We would like to thank Wolfram Moebius, Ryszard Korona, Joanna Rutkowska, Aleksandra Walczak, Hanna Tutaj and Adrian Piróg for the discussion and their valuable comments. The research was funded by the Priority Research Area BioS under the program Excellence Initiative – Research University at Jagiellonian University in Krakow to BJS; by the Polish National Agency of Academic Exchange, grant number PPN/PPO/2018/00021/U/00001 to BJS, the programme “Excellence Initiative–Research University” at the Jagiellonian University in Kraków, Poland (grant number U1U/W18/NO/28.07) to MO; the National Science Centre, Poland, the OPUS grant to D.W.-S. (grant number 2017/25/B/NZ8/01035); the Biology Department research subsidies (grant number N18/DBS/000019 to MO and DWS).
miLAG
Monika Opalek, Bogna J. Smug, Dominika Wloch-Salamon (2023).
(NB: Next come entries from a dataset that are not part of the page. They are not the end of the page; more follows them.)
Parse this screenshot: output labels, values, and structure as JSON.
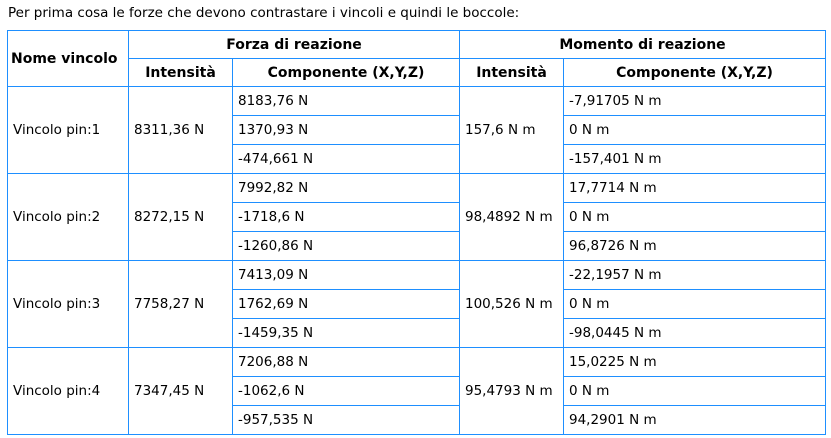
{
  "title": "Per prima cosa le forze che devono contrastare i vincoli e quindi le boccole:",
  "colors": {
    "table_border": "#1e8fff",
    "text": "#000000",
    "background": "#ffffff"
  },
  "table": {
    "header": {
      "nome_vincolo": "Nome vincolo",
      "forza_group": "Forza di reazione",
      "momento_group": "Momento di reazione",
      "forza_intensita": "Intensità",
      "forza_componente": "Componente (X,Y,Z)",
      "momento_intensita": "Intensità",
      "momento_componente": "Componente (X,Y,Z)"
    },
    "rows": [
      {
        "name": "Vincolo pin:1",
        "force_intensity": "8311,36 N",
        "force_components": [
          "8183,76 N",
          "1370,93 N",
          "-474,661 N"
        ],
        "moment_intensity": "157,6 N m",
        "moment_components": [
          "-7,91705 N m",
          "0 N m",
          "-157,401 N m"
        ]
      },
      {
        "name": "Vincolo pin:2",
        "force_intensity": "8272,15 N",
        "force_components": [
          "7992,82 N",
          "-1718,6 N",
          "-1260,86 N"
        ],
        "moment_intensity": "98,4892 N m",
        "moment_components": [
          "17,7714 N m",
          "0 N m",
          "96,8726 N m"
        ]
      },
      {
        "name": "Vincolo pin:3",
        "force_intensity": "7758,27 N",
        "force_components": [
          "7413,09 N",
          "1762,69 N",
          "-1459,35 N"
        ],
        "moment_intensity": "100,526 N m",
        "moment_components": [
          "-22,1957 N m",
          "0 N m",
          "-98,0445 N m"
        ]
      },
      {
        "name": "Vincolo pin:4",
        "force_intensity": "7347,45 N",
        "force_components": [
          "7206,88 N",
          "-1062,6 N",
          "-957,535 N"
        ],
        "moment_intensity": "95,4793 N m",
        "moment_components": [
          "15,0225 N m",
          "0 N m",
          "94,2901 N m"
        ]
      }
    ]
  }
}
How to determine microbial lag phase duration?. R package version 0.0.1, https://github.com/bognabognabogna/microbial_lag_calculator. DOI: 10.1101/2022.11.16.516631.
miLAG has been developed using the Dplyr package in R (R Core Team 2021). Please note the authors take no responsibility for the results. Calculating lags is tricky and the result may not always have a strict biological interpretation.